On August 6, after burning an area larger than the State of Rhode Island, it was classified as the single largest fire in the history of California and the second largest in general (after the August Complex Fire in 2020). 

 

The smoke from the Dixie Fire compromised the air quality of the entire western part of the United States, including Utah and Colorado.

These are some of the figures collected on August 6, 24 days after it started:

  • Start date: July 14 2021 12:00 AM
  • Surface area burned: 175,962.578 hectares (434,813 acres)
  • Perimeter contained: 21%
  • Personnel involved: 5,118 people
  • Buildings threatened: 13,871
  • Buildings destroyed: 184.

The Dixie Fire burned a total of 963,309 acres (389,837 hectares) before it was completely extinguished on October 25, 2021. This leads us to reflect on long-term emergency management.

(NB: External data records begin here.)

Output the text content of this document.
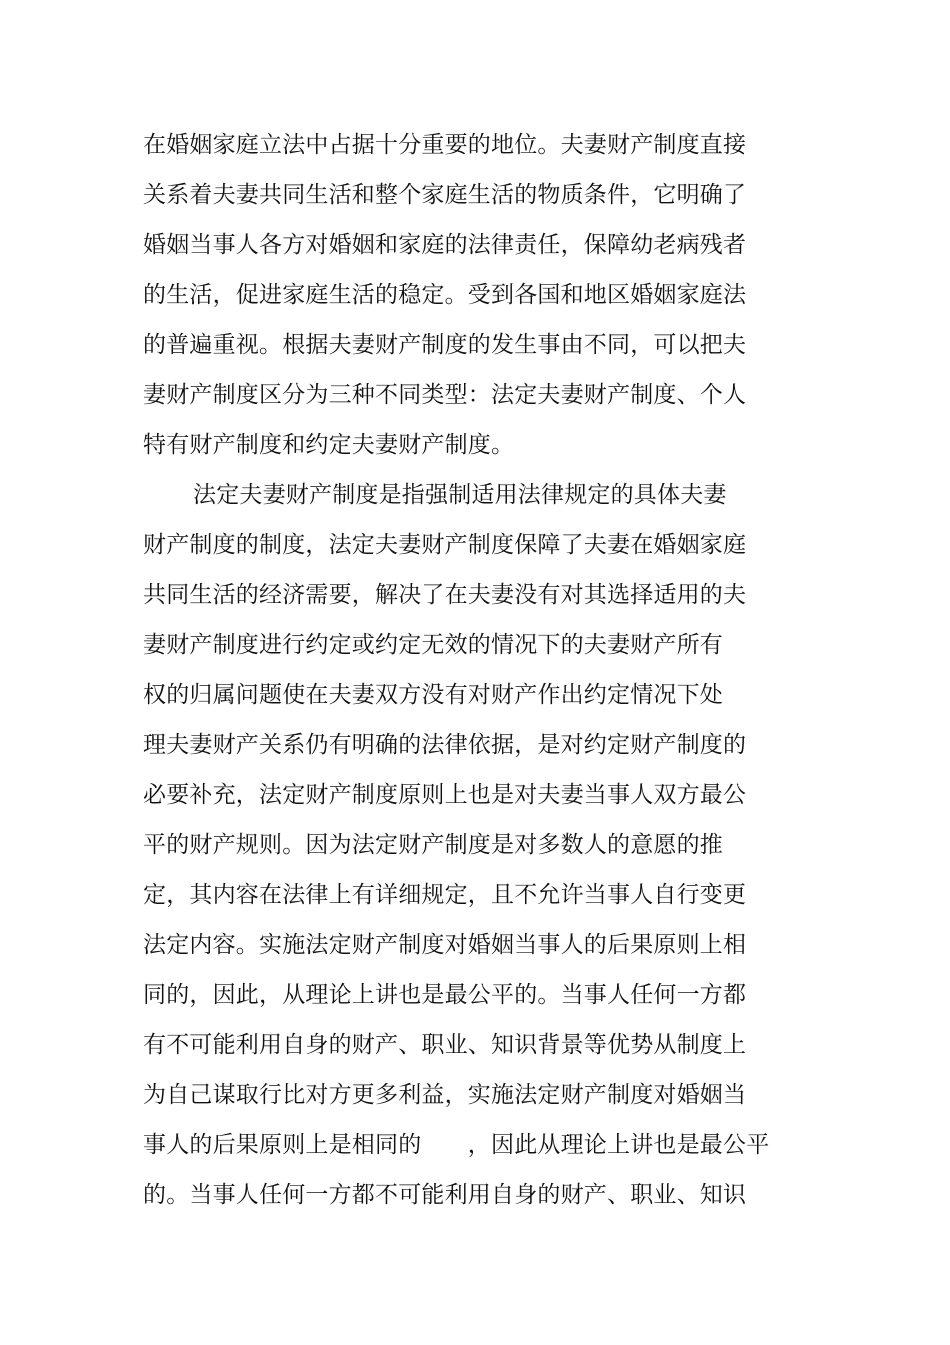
在婚姻家庭立法中占据十分重要的地位。夫妻财产制度直接
关系着夫妻共同生活和整个家庭生活的物质条件，它明确了
婚姻当事人各方对婚姻和家庭的法律责任，保障幼老病残者
的生活，促进家庭生活的稳定。受到各国和地区婚姻家庭法
的普遍重视。根据夫妻财产制度的发生事由不同，可以把夫
妻财产制度区分为三种不同类型：法定夫妻财产制度、个人
特有财产制度和约定夫妻财产制度。
法定夫妻财产制度是指强制适用法律规定的具体夫妻
财产制度的制度，法定夫妻财产制度保障了夫妻在婚姻家庭
共同生活的经济需要，解决了在夫妻没有对其选择适用的夫
妻财产制度进行约定或约定无效的情况下的夫妻财产所有
权的归属问题使在夫妻双方没有对财产作出约定情况下处
理夫妻财产关系仍有明确的法律依据，是对约定财产制度的
必要补充，法定财产制度原则上也是对夫妻当事人双方最公
平的财产规则。因为法定财产制度是对多数人的意愿的推
定，其内容在法律上有详细规定，且不允许当事人自行变更
法定内容。实施法定财产制度对婚姻当事人的后果原则上相
同的，因此，从理论上讲也是最公平的。当事人任何一方都
有不可能利用自身的财产、职业、知识背景等优势从制度上
为自己谋取行比对方更多利益，实施法定财产制度对婚姻当
事人的后果原则上是相同的　　，因此从理论上讲也是最公平
的。当事人任何一方都不可能利用自身的财产、职业、知识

Notable among the hundreds of fires that scourged the West Coast of the United States were the Caldor and Chaparral Fires, which also exhibited extreme characteristics (firenadoes, pyrocumulonimbus clouds, cyclonic and anti-cyclonic rotations on different flanks, etc.).

 

The six worst fires in the history of California have taken place over the last 3 years. The scientific community sees the clear influence of climate change on the extreme heat waves that have contributed to increasing the strength of fires this summer. More than 35,000 people had to be evacuated.

What awaits us in 2022?

In the last month of the year, we again saw numerous fires in Argentina, in the Córdoba region and Patagonia. The forecast for the Andean country in 2022 is not very favorable. A worrisome (and historic) heat wave is affecting South America, as shown by the satellite images of the NASA. Peak temperatures of 54ºC were seen on January 11 in Argentina. Anomalies in air temperature of more than 10ºC are expected in the days to come.

Chile and Argentina are undergoing a historic drought once again.

There will be large fires in the Río Negro region again. The firefighting campaign is South America promises to be complicated.

In 2021, the wildfire season was longer than usual in most of the world, primarily due to higher temperatures. We saw an increase in large fires, which are fiercer and have more severe consequences. The experts are starting to talk about “Fire weather” (when high temperatures, low humidity, lack of precipitation and/or strong winds generate a high risk of forest fires).

The Fabra Observatory in Catalonia published data that showed that 2021 was the driest on record (327.6 mm, half of the climate median) and the fourth warmest (+1.7ºC over the climate median).

A report by the IPCC (Intergovernmental Panel on Climate Change) states that “with a global temperature increase of 1.5º, the heat waves that previously took place every ten years will occur every 4 years and will be 2ºC warmer. However, there is hope that the temperature will not rise more than 1.5ºC if we stop emissions and capture carbon”.